It’s no secret how I feel when it comes to new technology. Whether it’s cameras, cell phones, iPads, computers, or even new lenses, I am a techno-addict to say the least. I always want the latest and greatest gear, even when most of the time I don’t need it.
I was walking through a camera shop the other day, and noticed that the old (*wink wink*) Canon 60D was on sale at a spectacular discount, priced to clear. Next to it sat the newer 70D, gleaming in all it’s glory. I swear there was a beam of light shining down on it from the sky, and I’m sure I could hear angels singing. I checked it out and compared it with the 60D, and upon looking over the 70D and doing a bit of research online, it got me to do some serious thinking about myself and my attitudes towards technology.
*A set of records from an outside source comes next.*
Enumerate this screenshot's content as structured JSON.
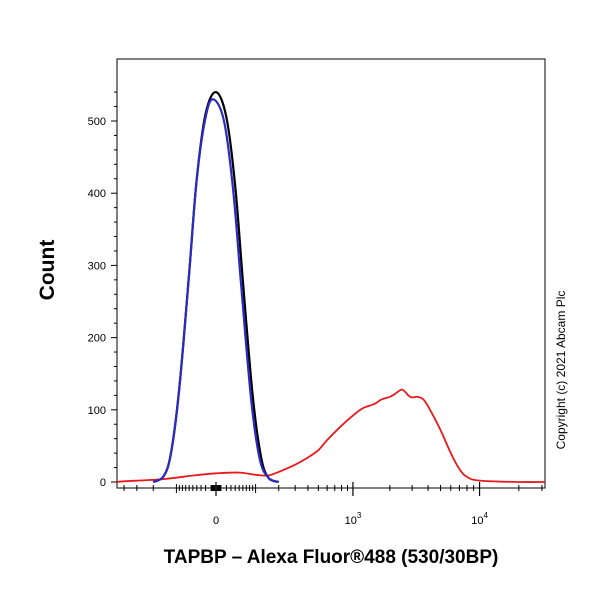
{
  "chart_data": {
    "type": "line",
    "title": "",
    "xlabel": "TAPBP – Alexa Fluor®488 (530/30BP)",
    "ylabel": "Count",
    "x_scale": "logicle",
    "ylim": [
      0,
      560
    ],
    "y_ticks": [
      {
        "value": 0,
        "label": "0"
      },
      {
        "value": 100,
        "label": "100"
      },
      {
        "value": 200,
        "label": "200"
      },
      {
        "value": 300,
        "label": "300"
      },
      {
        "value": 400,
        "label": "400"
      },
      {
        "value": 500,
        "label": "500"
      }
    ],
    "x_ticks": [
      {
        "value": 0,
        "label": "0"
      },
      {
        "value": 1000,
        "base": "10",
        "exp": "3"
      },
      {
        "value": 10000,
        "base": "10",
        "exp": "4"
      }
    ],
    "grid": false,
    "legend": "none",
    "annotation": "Copyright (c) 2021 Abcam Plc",
    "series": [
      {
        "color": "#000000",
        "x": [
          -200,
          -150,
          -120,
          -90,
          -60,
          -40,
          -20,
          0,
          20,
          40,
          60,
          90,
          120,
          150,
          200
        ],
        "y": [
          0,
          8,
          40,
          130,
          290,
          420,
          510,
          540,
          505,
          410,
          280,
          120,
          35,
          6,
          0
        ]
      },
      {
        "color": "#2b2bc4",
        "x": [
          -200,
          -150,
          -120,
          -90,
          -60,
          -40,
          -20,
          -5,
          15,
          35,
          55,
          85,
          115,
          150,
          200
        ],
        "y": [
          0,
          8,
          40,
          130,
          290,
          420,
          505,
          530,
          500,
          405,
          275,
          115,
          32,
          6,
          0
        ]
      },
      {
        "color": "#e8191c",
        "x": [
          -1000,
          -400,
          -150,
          -50,
          0,
          50,
          100,
          150,
          200,
          300,
          400,
          500,
          600,
          800,
          1000,
          1200,
          1500,
          1700,
          2000,
          2200,
          2500,
          2800,
          3000,
          3300,
          3700,
          4200,
          5000,
          6000,
          7000,
          8000,
          10000,
          20000,
          40000
        ],
        "y": [
          0,
          1,
          4,
          9,
          12,
          13,
          10,
          9,
          14,
          24,
          34,
          44,
          58,
          78,
          92,
          102,
          108,
          114,
          118,
          122,
          128,
          120,
          117,
          118,
          114,
          98,
          72,
          40,
          18,
          7,
          2,
          0,
          0
        ]
      }
    ]
  }
}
There are those people who absolutely have to have the newest gear, and others who are more content to use what they have until it is no longer useful. There are also people who are more than content to purchase “older” or used gear, and thereby pay a great price as opposed to buying new. I am one of the people who likes to purchase new equipment only, and up until my experience in the camera store with the 60D and 70D, I had never considered buying an “older” model, even if it was brand new (as opposed to used). I personally don’t need things like HD video recording on my digital SLR, and while there are a few upgraded features available on the newest models of cameras, many of them are features I didn’t know existed or never felt I needed to have. When you really think about it, a camera does what it has always done, take photos – and all I want to do is photography.
Camera manufacturer’s these days walk a very fine line (as do most technology manufacturers). With all of the advancements in technologies and electronic parts becoming less and less expensive, manufacturers are able to deliver new models once a year. This is great because the world is now offered the newest technology more frequently, but it’s also a bad thing because they wind up making their own products virtually obsolete more quickly. This is by no means meant to encourage anyone seek out older gear or last-year camera models; there will always be early-adopters and those who need to have the latest gear, just as there will always be a market for those who prefer to buy used. However, all this got me thinking that the cost savings in buying a new, “last-year’s” model of camera is significant, especially when the new feature differences are either minimal or not necessary to me. When you think about it, how long would a brand new 60D last you if you bought it today? Most likely several years at least, so why not save a few hundred bucks over the newest model?
Now, I’ll probably always be the type of person who buys the newest gear, it’s just in my techno-nature. But now I’m at least open to the possibility of checking out the older models, particularly when the savings are significant and the new features just aren’t warranted (for me). It’s good food for thought, so I’d like to know… What type of “gearhead” are YOU?